We had our difficult questions and surprising topics to grapple with. How high should R-squared be? Should I use a parametric or nonparametric analysis? How is it possible that a regression model can have significant variables but still have a low R-squared? I even had the nerve to suggest that R-squared is overrated! And, I made the unusual case that control charts are also very important outside the realm of quality improvement. Then, there is the whole frequentist versus Bayesian debate, but let’s not go there!
However, it’s true that not all topics about how to perform statistical analyses are riveting. I still love these topics. The world is becoming an increasingly data-driven place, and to produce trustworthy results, you must analyze your data correctly. After all, it’s surprisingly easy to make a costly mistake if you don’t know what you’re doing.
A data-driven world requires an analyst to understand seemingly esoteric details such as: the different methods of fitting curves, the dangers of overfitting your model, assessing goodness-of-fit, checking your residual plots, and how to check for and correct multicollinearity and heteroscedasticity. How do you choose the best model? Do you need to standardize your variables before performing the analysis? Maybe you need a regression tutorial?
You may need to know how to identify the distribution of your data. And just how do hypothesis tests work anyway? F-tests? T-tests? How do you test discrete data? Should you use a confidence interval, prediction interval, or a tolerance interval? How do you know when X causes a change in Y? Is a confounding variable distorting your results? What are the pros and cons of using a repeated measures design? Fisher’s or Welch’s ANOVA? ANOVA or MANOVA? Linear or nonlinear regression?

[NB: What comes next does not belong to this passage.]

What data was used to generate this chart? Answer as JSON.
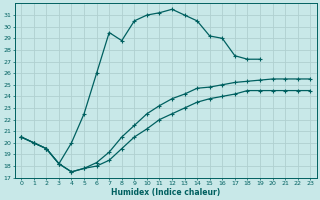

These may not be “sexy” topics but they are the meat and potatoes of being able to draw sound conclusions from your data. And, based on numerous blog comments, they have been well received by many people. In fact, the most rewarding aspect of writing blog posts has been the interactions I've had with all of you. I've communicated with literally hundreds and hundreds of students learning statistics and practitioners performing statistics in the field. I’ve had the pleasure of learning how you use statistical analyses, understanding the difficulties you face, and helping you resolve those issues.
It's been an amazing journey and I hope that my blog posts have allowed you to see statistics through my eyes―as a key that can unlock discoveries that are trapped in your data. After all, that's the reason why I titled my blog Adventures in Statistics. Discovery is a bumpy road. There can be statistical challenges en route, but even those can be interesting, and perhaps even rewarding, to resolve. Sometimes it is the perplexing mystery in your data that prompts you to play detective and leads you to surprising new discoveries!
To close out the old year, it's good to remember that change is constant. There are bound to be many new and exciting adventures in the New Year. I wish you all the best in your endeavors.
“We will open the book. Its pages are blank. We are going to put words on them ourselves. The book is called Opportunity and its first chapter is New Year's Day.” ― Edith Lovejoy Pierce
May you all find happiness in 2017! Onward and upward!